# taz.de -- Syrische Geflüchtete in der Türkei: Daten-Leak gefährdet Menschen
       
       > In der Türkei wurden die Daten von syrischen Geflüchteten veröffentlicht.
       > Angesichts der rassistischen Stimmung sorgen sie sich vor gezielten
       > Angriffen.
       
 (IMG) Bild: Vor dem Bürgerkrieg geflohen, nun in Angst vor Angriffen in der Türkei: Syrische Händler im Istanbuler Viertel Al-Fateh
       
       ISTANBUL taz | Ein Daten-Leak verunsichert die syrischen Geflüchteten in
       der Türkei noch weiter. Nachdem es Anfang letzter Woche in mehreren Städten
       [1][zu gewaltsamen Ausschreitungen gegen syrische Geflüchtete und ihre]

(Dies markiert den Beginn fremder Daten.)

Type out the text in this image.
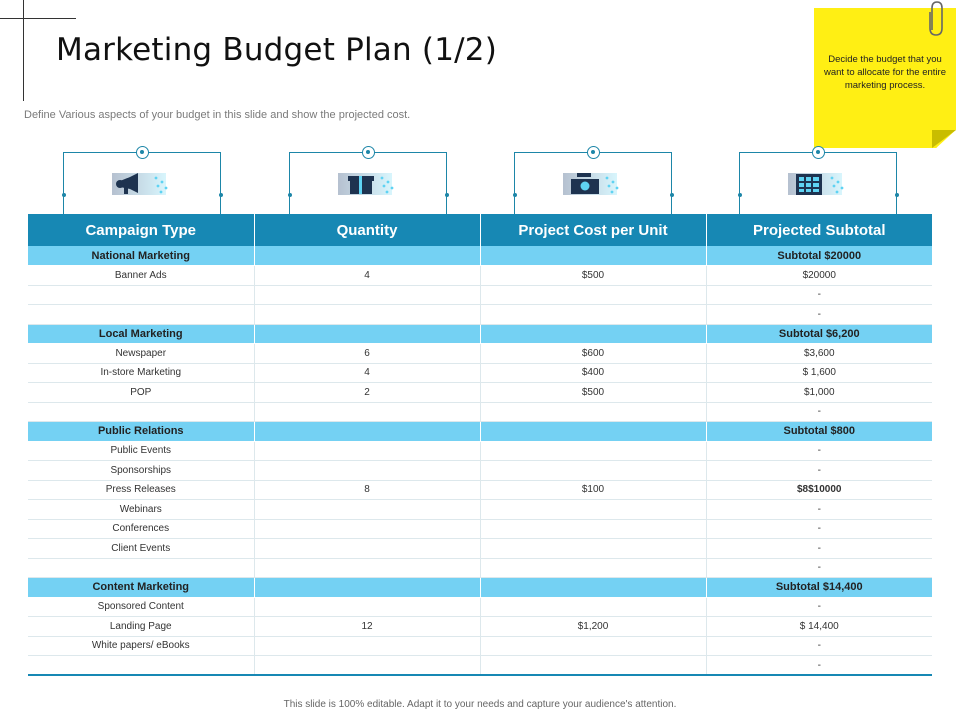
Marketing Budget Plan (1/2)
Define Various aspects of your budget in this slide and show the projected cost.
Decide the budget that you want to allocate for the entire marketing process.
Campaign Type	Quantity	Project Cost per Unit	Projected Subtotal
National Marketing			Subtotal $20000
Banner Ads	4	$500	$20000
			-
			-
Local Marketing			Subtotal $6,200
Newspaper	6	$600	$3,600
In-store Marketing	4	$400	$ 1,600
POP	2	$500	$1,000
			-
Public Relations			Subtotal $800
Public Events			-
Sponsorships			-
Press Releases	8	$100	$8$10000
Webinars			-
Conferences			-
Client Events			-
			-
Content Marketing			Subtotal $14,400
Sponsored Content			-
Landing Page	12	$1,200	$ 14,400
White papers/ eBooks			-
			-
This slide is 100% editable. Adapt it to your needs and capture your audience's attention.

       Geschäfte gekommen war, fürchten Flüchtlinge nun um ihre Anonymität.
       
       Am Freitag bestätigte die Einwanderungsbehörde, dass durch ein Daten-Leak
       die Adressen, Passkopien und Telefonnummern nahezu aller 3,4 Millionen
       registrierten Flüchtlingen auf verschiedenen Telegram-Kanälen
       veröffentlicht wurden. Quelle der Daten soll die Social-Media-Adresse eines
       14-jährigen Nutzers mit dem Akronym E.P. sein. Der Jugendliche wurde
       vorläufig festgenommen.
       
       Viele syrische Geflüchtete fürchten nun, dass sie Ziel „terroristischer
       Angriffe“ werden könnten. Auch wenn laut Einwanderungsbehörde viele der
       Daten nicht dem neuesten Stand entsprächen, dürften dennoch Hunderttausende
       Syrer von dem Leak betroffen sein.
       
       Medienberichte gehen davon aus, dass das Daten-Leak nicht die Tat eines
       Einzelnen ist, sondern einer Kampagne extrem nationalistischer Kreise
       entstammt, die seit Monaten die Stimmung gegen Syrer und andere Geflüchtete
       systematisch aufheizen.
       
       ## Tiefe Wirtschaftskrise
       
       Mit knapp vier Millionen registrierten Geflüchteten aus Syrien, dem Irak
       und Afghanistan ist die Türkei laut UNO das Land mit der höchsten Zahl an
       Geflüchteten weltweit. Allein in Istanbul leben schätzungsweise mehr als
       eine Million syrische Geflüchtete, rund die Hälfte von ihnen ist nicht
       registriert.
       
       Seit Jahren befindet sich die Türkei in einer tiefen Wirtschaftskrise, die
       Inflation liegt nach offiziellen Angaben bei über 70 Prozent, wobei die
       Preissteigerungen bei Lebensmitteln sogar noch weit höher sind.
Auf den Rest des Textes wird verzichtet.